Вчера они только к ночи добрались до Куип-лор-ягуна. Плыли долго. Кирюшка вначале греб лихо, но вскоре утомился, бросил весла и принялся пригоршнями хватать через борт воду, жадно, запаленно глотать ее. «Давайте вернемся, Евгений Дмитрия, — предложил дерзко, глаз, правда, на Арчева не поднимая. — Малец сам в стойбище придет. Куда он, поганец, денется?!» Нахохлившийся Арчев не ответил, только перевел сонный взгляд с рук напарника на его мокрое лицо и еще плотней закутался в шинель, спрятал подбородок за поднятым воротником. «Ей-богу, лучше вернуться! — уже совсем нагло заявил Кирюшка и, набрав в рот воду, побулькал горлом, сплюнул пренебрежительно. — Или сами погребите хоть маненько. Я не лошадь — надрываться!» — «Что-о-о? — изумленно протянул Арчев. И помолчав, процедил сквозь зубы: — Гребите, Серафимов, Нам надо опередить мальчишку-проводника». — «Господи, да может, он вовсе и не к Еремейке сбег, — простонал Кирюшка. — Может, в тайге схоронился, а тут пластайся из-за него, как проклятый!»— «Много рассуждать стали, Серафимов, — повысил голос Арчев. — Проморгали остячонка, потому не нойте. Гребите!» — «Эх, дурак я, дурак, — тоскливо вздохнул Кирюшка. — И зачем только признался, что знаю, где этот, пропади он пропадом, Куип-лор…» — «Гребите!» — рявкнул Арчев, и Кирюшка испуганно схватился за весла. Весь остальной путь они молчали.

Лодка ткнулась в берег. Корму занесло к отмели, и Арчев, подхватив котомку, пружинисто выпрыгнул на песок.
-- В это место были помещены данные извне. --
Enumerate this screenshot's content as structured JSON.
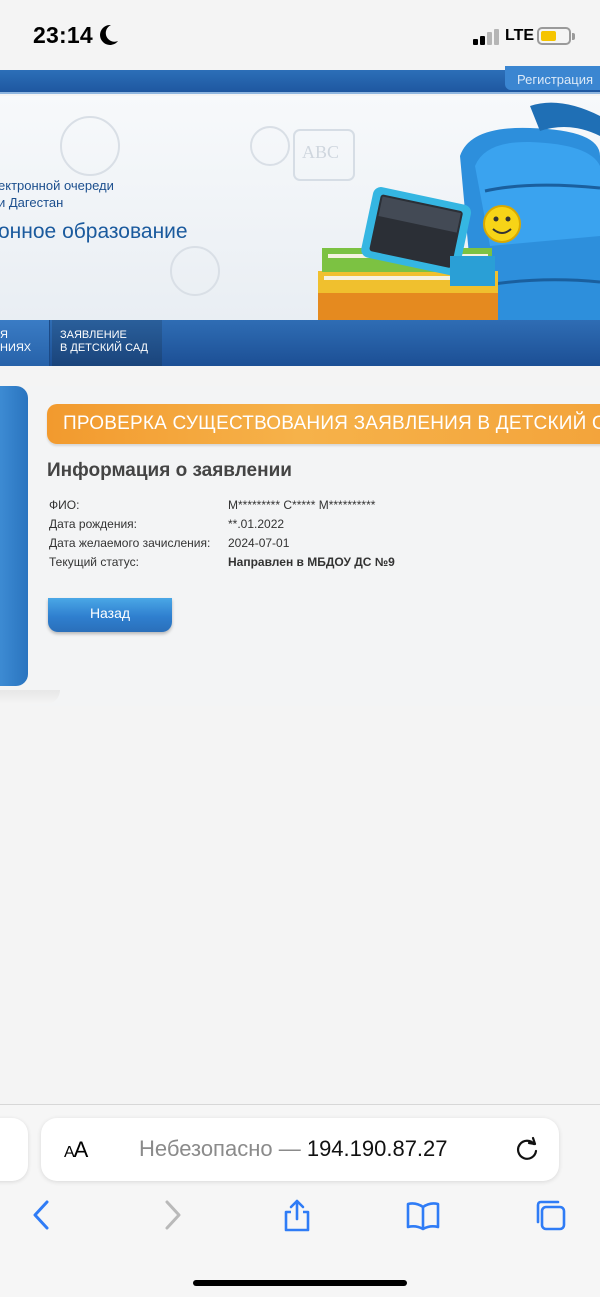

Поднялся неторопливо по уклончику, увидел в слабом свете луны разбросанные мешки, затухший костер, осетра под корявой, засохшей сосной. Крикнул: «Идите сюда, Серафимов. Кажется, мы опоздали». Кирюшка недоверчиво поднял голову. Перевалился через борт, подошел, оседая на обмякших ногах. Пощупал золу. «Недавно ушел остячонок… Недалеко, знать, отлучился: все барахло свое оставил, даже котелок не взял. Оленей, небось, искать отправился. Кто-то спугнул олешек… — Пригнувшись, побрел за сосну-сухару, забормотал: — Ага, вот тута они паслись. Потом сиганули сюда. Выходит, напугались чегой-то в той стороне…»
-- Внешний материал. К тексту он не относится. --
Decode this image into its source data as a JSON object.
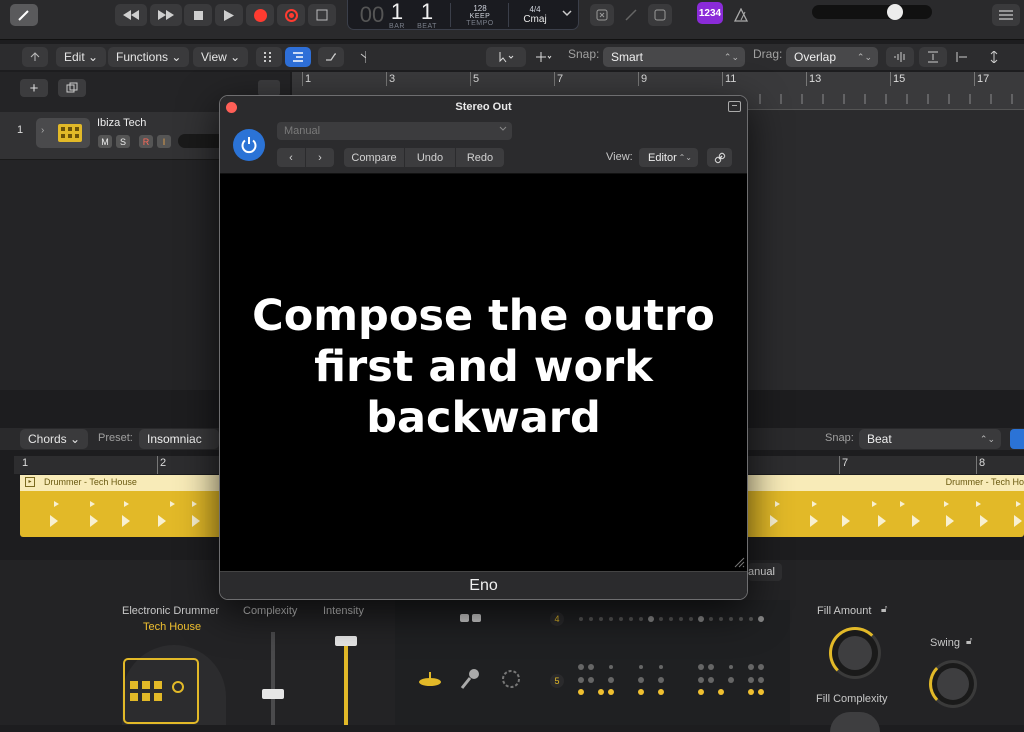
{
  "transport": {
    "bar": "1",
    "beat": "1",
    "bar_label": "BAR",
    "beat_label": "BEAT",
    "tempo_value": "128",
    "tempo_mode": "KEEP",
    "tempo_label": "TEMPO",
    "time_signature": "4/4",
    "key": "Cmaj",
    "count_in": "1234"
  },
  "toolbar": {
    "edit": "Edit",
    "functions": "Functions",
    "view": "View",
    "snap_label": "Snap:",
    "snap_value": "Smart",
    "drag_label": "Drag:",
    "drag_value": "Overlap"
  },
  "ruler": [
    "1",
    "3",
    "5",
    "7",
    "9",
    "11",
    "13",
    "15",
    "17"
  ],
  "track": {
    "number": "1",
    "name": "Ibiza Tech",
    "mute": "M",
    "solo": "S",
    "record": "R",
    "input": "I"
  },
  "editor": {
    "mode": "Chords",
    "preset_label": "Preset:",
    "preset_value": "Insomniac",
    "snap_label": "Snap:",
    "snap_value": "Beat",
    "ruler": [
      "1",
      "2",
      "7",
      "8"
    ],
    "region_name": "Drummer - Tech House",
    "region_name_right": "Drummer - Tech Ho",
    "manual_partial": "anual"
  },
  "drummer": {
    "title": "Electronic Drummer",
    "style": "Tech House",
    "complexity_label": "Complexity",
    "intensity_label": "Intensity",
    "fill_amount_label": "Fill Amount",
    "fill_complexity_label": "Fill Complexity",
    "swing_label": "Swing",
    "row_4": "4",
    "row_5": "5"
  },
  "plugin": {
    "title": "Stereo Out",
    "preset": "Manual",
    "compare": "Compare",
    "undo": "Undo",
    "redo": "Redo",
    "view_label": "View:",
    "view_value": "Editor",
    "message": "Compose the outro first and work backward",
    "footer": "Eno"
  },
  "colors": {
    "accent_blue": "#2b73d6",
    "record_red": "#ff3b30",
    "region_yellow": "#e2b928",
    "count_in_purple": "#8a2bd8"
  }
}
Арчев, насмешливо посматривая на него, провел пальцем по глубоким бороздкам вырезанного на дереве знака сорни най, скосил глаза на осетра, в розовой полости брюха которого копошились черные полчища мух. Увидел на земле книжку. Поднял, брезгливо полистал. «Вы любите сочинения Льва Толстого, Серафимов?» — спросил громко.
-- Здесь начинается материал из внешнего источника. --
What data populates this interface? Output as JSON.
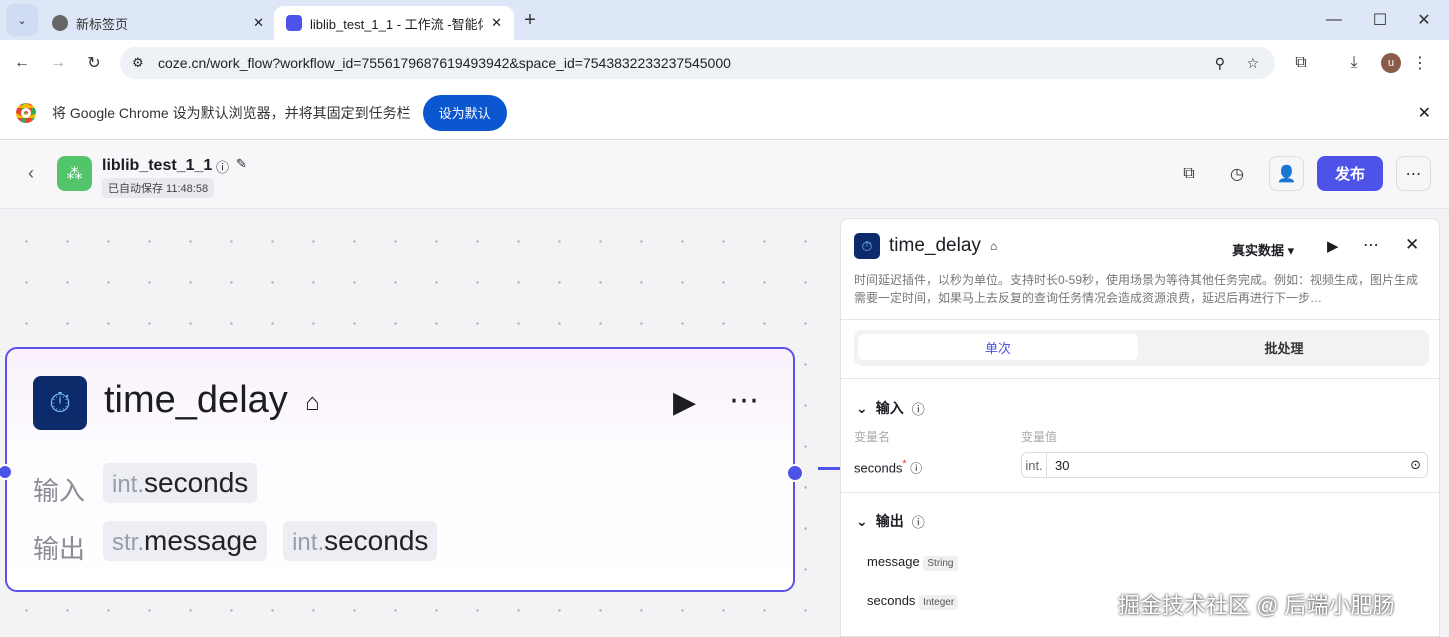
{
  "browser": {
    "tabs": [
      {
        "label": "新标签页"
      },
      {
        "label": "liblib_test_1_1 - 工作流 -智能体"
      }
    ],
    "url": "coze.cn/work_flow?workflow_id=7556179687619493942&space_id=7543832233237545000",
    "avatar": "u"
  },
  "infobar": {
    "message": "将 Google Chrome 设为默认浏览器，并将其固定到任务栏",
    "button": "设为默认"
  },
  "app": {
    "title": "liblib_test_1_1",
    "saved": "已自动保存 11:48:58",
    "publish": "发布"
  },
  "node": {
    "title": "time_delay",
    "input_label": "输入",
    "output_label": "输出",
    "inputs": [
      {
        "type": "int.",
        "name": "seconds"
      }
    ],
    "outputs": [
      {
        "type": "str.",
        "name": "message"
      },
      {
        "type": "int.",
        "name": "seconds"
      }
    ]
  },
  "panel": {
    "title": "time_delay",
    "data_mode": "真实数据",
    "description": "时间延迟插件，以秒为单位。支持时长0-59秒，使用场景为等待其他任务完成。例如：视频生成，图片生成需要一定时间，如果马上去反复的查询任务情况会造成资源浪费，延迟后再进行下一步…",
    "tabs": [
      "单次",
      "批处理"
    ],
    "input_section": "输入",
    "col_name": "变量名",
    "col_value": "变量值",
    "input_row": {
      "name": "seconds",
      "required": "*",
      "type": "int.",
      "value": "30"
    },
    "output_section": "输出",
    "outputs": [
      {
        "name": "message",
        "type": "String"
      },
      {
        "name": "seconds",
        "type": "Integer"
      }
    ]
  },
  "watermark": "掘金技术社区 @ 后端小肥肠",
  "colors": {
    "accent": "#4d53e8",
    "chrome_blue": "#0b57d0"
  }
}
Кирюшка, опустив голову, всматривался в ягельник, который, белея, слоено светясь в полумраке, уходил далеко в чащу. «Кого? Графа Толстого? — Он удивленно посмотрел на Арчева. Скривился пренебрежительно. — Сложновато-с. Пишет путано-с. И безбожник, говорят. Анафеме предан… Да и умом, думаю, убогий был. На мужика, говорят, молился, деньги, капитал проклинал, царя поносил. Нет, не люблю, хучь и сиятельство!» — «А Еремейка вот любит, — Арчев зевнул, прикрывая рот ладонью. — Какой он к черту сиятельство!.. Мужик. Все дворянство опозорил. Зеркало русской резолюции! — Отшвырнул книгу. — Ну, что выяснили, Серафимов?» — «Надо подождать остячонка, — уверенно заявил Кирюшка. — Тута следы медвежьи. Выходит, и впрямь олени напугались, вот малец их и ищет… А проводничонка вроде не было. Следов чтой-то не видать… Ну, так что делать? Надо бы подождать. Не Еремейку, так проводничонка. Чтоб перехватить, значит, не дать ему дружка предупредить…» — «Подождем, — неохотно согласился Арчев. — Если шаманенок ушел в стойбище, его там встретят». — «Само собой, встретят, — Кирюшка обрадовался. — А нам ведь все равно отдохнуть надо. Сколь можно не спать!»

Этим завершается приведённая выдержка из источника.